Attention avant d’acheter un drone !

Les règles proposées relativement à l’utilisation de drones au Canada diminuent l’intérêt de leur usage récréatif, tout particulièrement dans le cas des plus gros appareils. 

L’aéroport Pierre-Elliott-Trudeau est interdit d’accès aux drones. (Photo: Maxime Johnson)

Conditions de vol draconiennes à respecter, instauration d’un test de connaissances de base, obligation d’avoir une assurance responsabilité : le ministère des Transports du Canada n’y va pas de main morte dans sa tentative de protéger l’espace aérien des aéronefs sans pilote. Un serrage de vis nécessaire, qui devrait néanmoins nuire à cette jeune industrie. 

Un mal nécessaire

Après la mise en place de plusieurs règles temporaires au cours des dernières années pour faire face à l’arrivée soudaine des drones sur le marché, Transports Canada a dévoilé cet été sa réglementation finale pour encadrer cette technologie.

Cette réglementation musclée n’était pas un luxe. Certains pilotes insouciants nuisent à la sécurité publique, que ce soit en volant près des avions ou dans de mauvaises conditions météorologiques, et les drones eux-mêmes posent un danger, avec de plus en plus de cas recensés d’appareils qui tombent du ciel sans raison apparente.

Tant que l’industrie sera jeune et que la technologie évoluera au rythme actuel, les risques seront trop grands pour permettre aux drones de se déplacer librement.

La mort des plus gros drones récréatifs

Les drones de plus de 1 kilo, comme le Phantom Pro 4, du fabricant DJI, sont les plus durement touchés par la nouvelle réglementation.

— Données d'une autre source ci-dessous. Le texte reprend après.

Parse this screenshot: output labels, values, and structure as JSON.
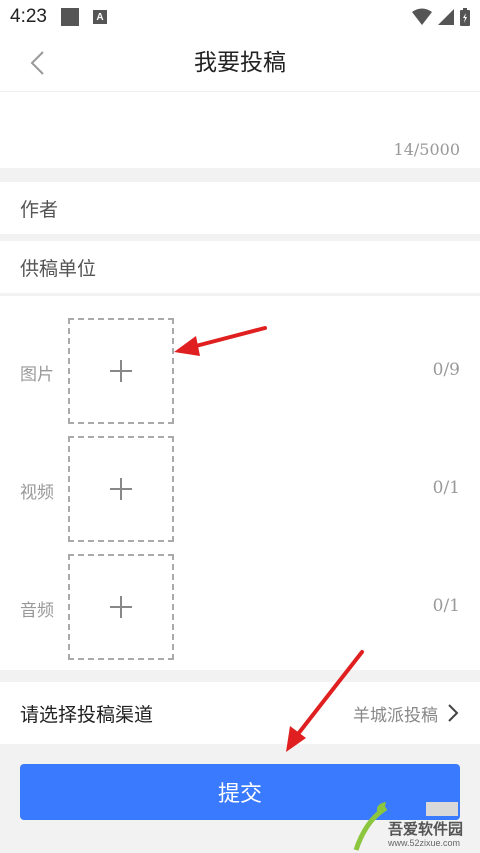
{
  "status_bar": {
    "time": "4:23",
    "notif_a": "A",
    "icons": [
      "notification-square-icon",
      "notification-a-icon",
      "wifi-icon",
      "signal-icon",
      "battery-icon"
    ]
  },
  "nav": {
    "title": "我要投稿",
    "back_icon": "chevron-left-icon"
  },
  "content": {
    "char_count": "14/5000"
  },
  "fields": {
    "author_label": "作者",
    "unit_label": "供稿单位"
  },
  "media": [
    {
      "label": "图片",
      "count": "0/9",
      "icon": "plus-icon"
    },
    {
      "label": "视频",
      "count": "0/1",
      "icon": "plus-icon"
    },
    {
      "label": "音频",
      "count": "0/1",
      "icon": "plus-icon"
    }
  ],
  "channel": {
    "label": "请选择投稿渠道",
    "value": "羊城派投稿",
    "icon": "chevron-right-icon"
  },
  "submit": {
    "label": "提交",
    "color": "#3a7afe"
  },
  "annotations": {
    "arrow_color": "#e02020"
  },
  "watermark": {
    "text": "吾爱软件园",
    "url": "www.52zixue.com"
  }
}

Les nouvelles exigences, qui entreront en vigueur en janvier 2018, simplifient dans l’ensemble l’utilisation commerciale de drones, mais complexifient leur utilisation récréative, puisque les règles sont désormais les mêmes dans les deux cas. Ce n’est plus l’usage qui dicte la réglementation, mais le poids de l’appareil et l’endroit où il est utilisé.

Minidrones (de 0 à 250 g)
Les minidrones, ceux de moins de 250 g, ne sont presque pas encadrés par Transports Canada. Ce sont surtout des jouets, et ils ont de toute façon une portée généralement restreinte, ce qui limite le danger.

Très petits drones (de 250 g à 1 kilo)
Les propriétaires d’un drone de 250 g à 1 kilo, comme les Parrot Bebop, Parrot AR Drone et DJI Mavic Pro, ne devraient quant à eux pas trop être touchés par la réglementation, même si elle impose quelques restrictions supplémentaires.

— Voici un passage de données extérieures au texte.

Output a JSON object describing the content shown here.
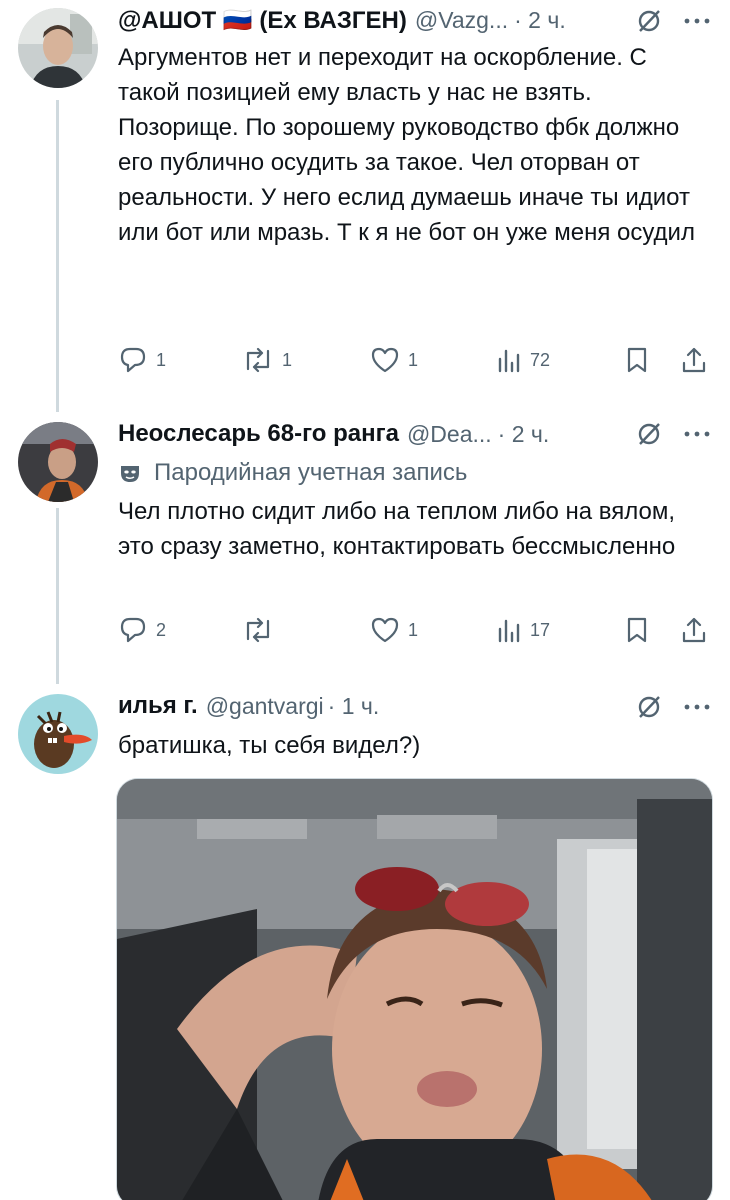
{
  "tweets": [
    {
      "name": "@АШОТ 🇷🇺 (Ex ВАЗГЕН)",
      "handle": "@Vazg...",
      "time": "· 2 ч.",
      "text": "Аргументов нет и переходит на оскорбление. С такой позицией ему власть у нас не взять. Позорище. По зорошему руководство фбк должно его публично осудить за такое. Чел оторван от реальности. У него еслид думаешь иначе ты идиот или бот или мразь. Т к я не бот он уже меня осудил",
      "replies": "1",
      "reposts": "1",
      "likes": "1",
      "views": "72"
    },
    {
      "name": "Неослесарь 68-го ранга",
      "handle": "@Dea...",
      "time": "· 2 ч.",
      "parody_label": "Пародийная учетная запись",
      "text": "Чел плотно сидит либо на теплом либо на вялом, это сразу заметно, контактировать бессмысленно",
      "replies": "2",
      "reposts": "",
      "likes": "1",
      "views": "17"
    },
    {
      "name": "илья г.",
      "handle": "@gantvargi",
      "time": "· 1 ч.",
      "text": "братишка, ты себя видел?)"
    }
  ],
  "colors": {
    "text": "#0f1419",
    "secondary": "#536471",
    "thread_line": "#cfd9de"
  },
  "icons": [
    "reply-icon",
    "repost-icon",
    "like-icon",
    "views-icon",
    "bookmark-icon",
    "share-icon",
    "grok-icon",
    "more-icon",
    "mask-icon"
  ]
}
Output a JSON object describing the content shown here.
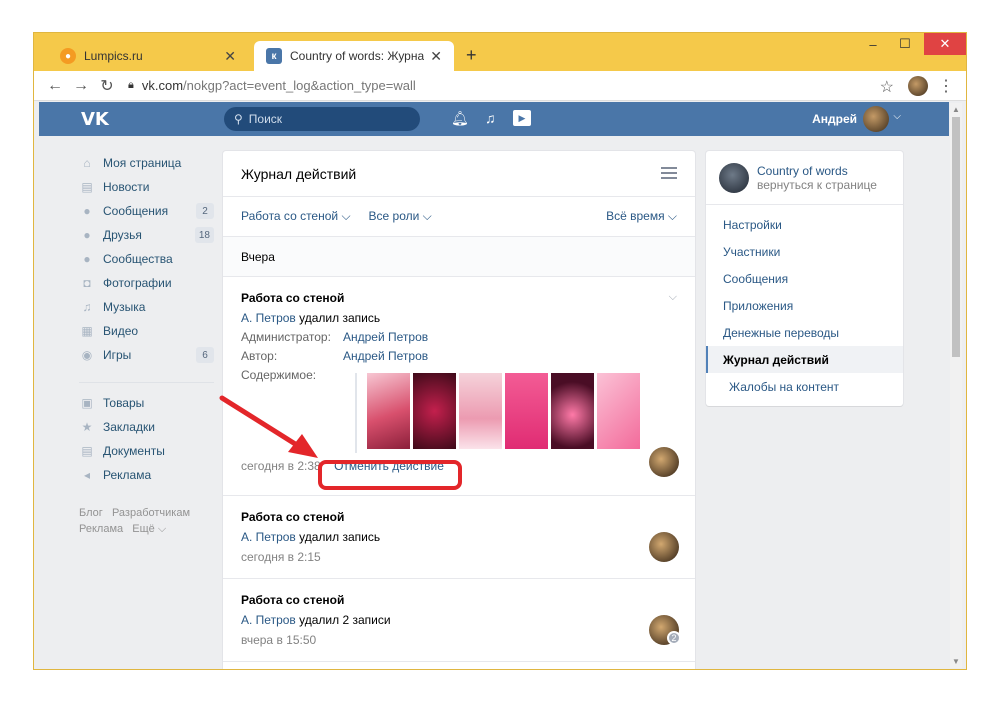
{
  "browser": {
    "tabs": [
      {
        "title": "Lumpics.ru",
        "favicon": "lumpics-favicon-icon"
      },
      {
        "title": "Country of words: Журнал дейст",
        "favicon": "vk-favicon-icon"
      }
    ],
    "url_host": "vk.com",
    "url_path": "/nokgp?act=event_log&action_type=wall"
  },
  "vk_header": {
    "logo": "VK",
    "search_placeholder": "Поиск",
    "user_name": "Андрей"
  },
  "sidebar": {
    "items": [
      {
        "label": "Моя страница",
        "icon": "home-icon",
        "glyph": "⌂",
        "count": ""
      },
      {
        "label": "Новости",
        "icon": "news-icon",
        "glyph": "▤",
        "count": ""
      },
      {
        "label": "Сообщения",
        "icon": "messages-icon",
        "glyph": "●",
        "count": "2"
      },
      {
        "label": "Друзья",
        "icon": "friends-icon",
        "glyph": "●",
        "count": "18"
      },
      {
        "label": "Сообщества",
        "icon": "communities-icon",
        "glyph": "●",
        "count": ""
      },
      {
        "label": "Фотографии",
        "icon": "photos-icon",
        "glyph": "◘",
        "count": ""
      },
      {
        "label": "Музыка",
        "icon": "music-icon",
        "glyph": "♫",
        "count": ""
      },
      {
        "label": "Видео",
        "icon": "video-icon",
        "glyph": "▦",
        "count": ""
      },
      {
        "label": "Игры",
        "icon": "games-icon",
        "glyph": "◉",
        "count": "6"
      }
    ],
    "items2": [
      {
        "label": "Товары",
        "icon": "goods-icon",
        "glyph": "▣"
      },
      {
        "label": "Закладки",
        "icon": "bookmarks-icon",
        "glyph": "★"
      },
      {
        "label": "Документы",
        "icon": "documents-icon",
        "glyph": "▤"
      },
      {
        "label": "Реклама",
        "icon": "ads-icon",
        "glyph": "◂"
      }
    ],
    "footer": {
      "blog": "Блог",
      "devs": "Разработчикам",
      "ads": "Реклама",
      "more": "Ещё ⌵"
    }
  },
  "main": {
    "title": "Журнал действий",
    "filter_action": "Работа со стеной ⌵",
    "filter_roles": "Все роли ⌵",
    "filter_time": "Всё время ⌵",
    "day_label": "Вчера",
    "entries": [
      {
        "title": "Работа со стеной",
        "actor": "А. Петров",
        "action": " удалил запись",
        "admin_label": "Администратор:",
        "admin_value": "Андрей Петров",
        "author_label": "Автор:",
        "author_value": "Андрей Петров",
        "content_label": "Содержимое:",
        "time": "сегодня в 2:38",
        "undo": "Отменить действие"
      },
      {
        "title": "Работа со стеной",
        "actor": "А. Петров",
        "action": " удалил запись",
        "time": "сегодня в 2:15"
      },
      {
        "title": "Работа со стеной",
        "actor": "А. Петров",
        "action": " удалил 2 записи",
        "time": "вчера в 15:50",
        "badge": "2"
      }
    ]
  },
  "right_panel": {
    "community_name": "Country of words",
    "back_link": "вернуться к странице",
    "menu": [
      {
        "label": "Настройки",
        "state": "normal"
      },
      {
        "label": "Участники",
        "state": "normal"
      },
      {
        "label": "Сообщения",
        "state": "normal"
      },
      {
        "label": "Приложения",
        "state": "normal"
      },
      {
        "label": "Денежные переводы",
        "state": "normal"
      },
      {
        "label": "Журнал действий",
        "state": "active"
      },
      {
        "label": "Жалобы на контент",
        "state": "sub"
      }
    ]
  },
  "colors": {
    "vk_blue": "#4a76a8",
    "link": "#2a5885",
    "highlight_red": "#e3262a",
    "chrome_yellow": "#f5c94a"
  }
}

Les pilotes devront désormais être âgés d’au moins 14 ans, inscrire leur nom et leurs coordonnées sur leur appareil, réussir un test de connaissances de base — similaire au test exigé pour conduire une embarcation nautique — et se doter d’une assurance responsabilité d’au moins 100 000 dollars, qui devrait coûter environ 15 dollars par année, selon Transports Canada. Ceux-ci devront aussi tenir leur appareil à au moins 5,5 km d’un aéroport, à 1,85 km d’un héliport et à 30 m de toute personne.

Petits drones (de 1 à 25 kilos)
La réglementation s’alourdit considérablement pour les propriétaires de drones de plus de 1 kilo, comme les DJI Phantom 4 et GoPro Karma.

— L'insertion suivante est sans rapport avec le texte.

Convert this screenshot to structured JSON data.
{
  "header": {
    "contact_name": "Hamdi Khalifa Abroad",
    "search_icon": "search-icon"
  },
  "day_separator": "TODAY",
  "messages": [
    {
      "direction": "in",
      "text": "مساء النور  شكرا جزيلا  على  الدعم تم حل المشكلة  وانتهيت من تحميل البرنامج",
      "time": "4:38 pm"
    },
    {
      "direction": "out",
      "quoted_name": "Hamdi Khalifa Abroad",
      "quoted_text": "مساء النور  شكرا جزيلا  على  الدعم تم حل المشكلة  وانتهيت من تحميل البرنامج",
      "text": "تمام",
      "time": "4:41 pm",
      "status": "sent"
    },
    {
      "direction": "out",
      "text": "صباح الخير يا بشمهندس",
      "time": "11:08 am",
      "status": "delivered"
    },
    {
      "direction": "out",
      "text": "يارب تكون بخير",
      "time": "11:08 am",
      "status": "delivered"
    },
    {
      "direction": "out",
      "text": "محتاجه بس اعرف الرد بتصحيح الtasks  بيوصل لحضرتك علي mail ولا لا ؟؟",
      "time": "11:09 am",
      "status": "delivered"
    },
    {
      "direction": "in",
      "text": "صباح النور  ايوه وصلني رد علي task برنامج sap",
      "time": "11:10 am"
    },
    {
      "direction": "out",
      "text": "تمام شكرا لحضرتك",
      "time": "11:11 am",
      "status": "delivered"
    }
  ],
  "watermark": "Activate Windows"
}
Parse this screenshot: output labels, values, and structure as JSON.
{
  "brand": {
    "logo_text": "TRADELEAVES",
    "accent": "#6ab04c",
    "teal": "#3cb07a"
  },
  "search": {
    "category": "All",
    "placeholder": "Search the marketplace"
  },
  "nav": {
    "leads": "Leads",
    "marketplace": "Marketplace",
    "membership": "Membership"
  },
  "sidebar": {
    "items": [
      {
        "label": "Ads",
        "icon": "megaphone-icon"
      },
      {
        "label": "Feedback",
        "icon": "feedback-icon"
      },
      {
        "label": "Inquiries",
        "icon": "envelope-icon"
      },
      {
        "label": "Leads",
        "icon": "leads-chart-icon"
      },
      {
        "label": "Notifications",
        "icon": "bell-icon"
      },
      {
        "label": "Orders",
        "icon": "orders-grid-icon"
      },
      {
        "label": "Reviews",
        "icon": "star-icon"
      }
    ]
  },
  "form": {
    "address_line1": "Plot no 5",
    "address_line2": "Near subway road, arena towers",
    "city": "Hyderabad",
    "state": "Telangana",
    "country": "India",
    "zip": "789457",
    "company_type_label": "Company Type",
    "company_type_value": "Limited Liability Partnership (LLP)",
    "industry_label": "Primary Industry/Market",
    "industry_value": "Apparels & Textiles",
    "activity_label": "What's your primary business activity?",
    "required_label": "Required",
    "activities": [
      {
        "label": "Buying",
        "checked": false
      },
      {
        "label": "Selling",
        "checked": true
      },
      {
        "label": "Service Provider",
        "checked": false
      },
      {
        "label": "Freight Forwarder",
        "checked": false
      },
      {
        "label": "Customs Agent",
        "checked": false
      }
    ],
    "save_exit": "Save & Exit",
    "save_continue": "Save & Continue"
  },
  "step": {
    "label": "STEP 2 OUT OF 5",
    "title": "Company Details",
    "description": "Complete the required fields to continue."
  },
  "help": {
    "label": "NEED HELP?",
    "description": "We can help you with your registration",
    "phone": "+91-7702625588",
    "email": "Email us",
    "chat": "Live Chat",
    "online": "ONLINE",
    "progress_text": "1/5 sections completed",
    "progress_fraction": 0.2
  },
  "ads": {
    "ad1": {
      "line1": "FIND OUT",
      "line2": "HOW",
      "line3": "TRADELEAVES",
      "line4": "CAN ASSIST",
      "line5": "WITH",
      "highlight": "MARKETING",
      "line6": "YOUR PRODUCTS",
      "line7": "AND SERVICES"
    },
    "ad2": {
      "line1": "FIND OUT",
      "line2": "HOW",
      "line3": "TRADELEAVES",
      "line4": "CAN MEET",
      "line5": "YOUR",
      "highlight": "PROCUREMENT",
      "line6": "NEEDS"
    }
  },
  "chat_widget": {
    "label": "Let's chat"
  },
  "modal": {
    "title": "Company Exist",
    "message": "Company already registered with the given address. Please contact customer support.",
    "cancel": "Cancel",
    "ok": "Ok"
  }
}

En zone rurale, les pilotes de 16 ans et plus devront garder leur aéronef à plus de 75 m de toute personne, véhicule et bateau, et à 1 km d’immeubles et de maisons. Il sera aussi interdit de s’approcher à moins de 150 m d’un rassemblement en plein air. Les règles sont plus strictes en zone urbaine, où les pilotes devront posséder un permis spécial, immatriculer leur appareil et ne pas s’approcher à moins de 30 m de toute personne, véhicule ou bateau.

À moins d’un changement avant l’entrée en vigueur de la réglementation, le nouveau fardeau administratif pour les usagers récréatifs, les coûts qu’ils devront débourser pour utiliser leur drone de 1 kilo et plus (de 50 à 195 dollars la première année, puis 15 dollars par année, selon Transports Canada), et surtout le territoire limité où ils pourront utiliser leur appareil diminuent considérablement leur intérêt.

Ceux qui souhaitaient se doter d’un drone de ce genre pour s’amuser la fin de semaine devront vraisemblablement reconsidérer leur achat.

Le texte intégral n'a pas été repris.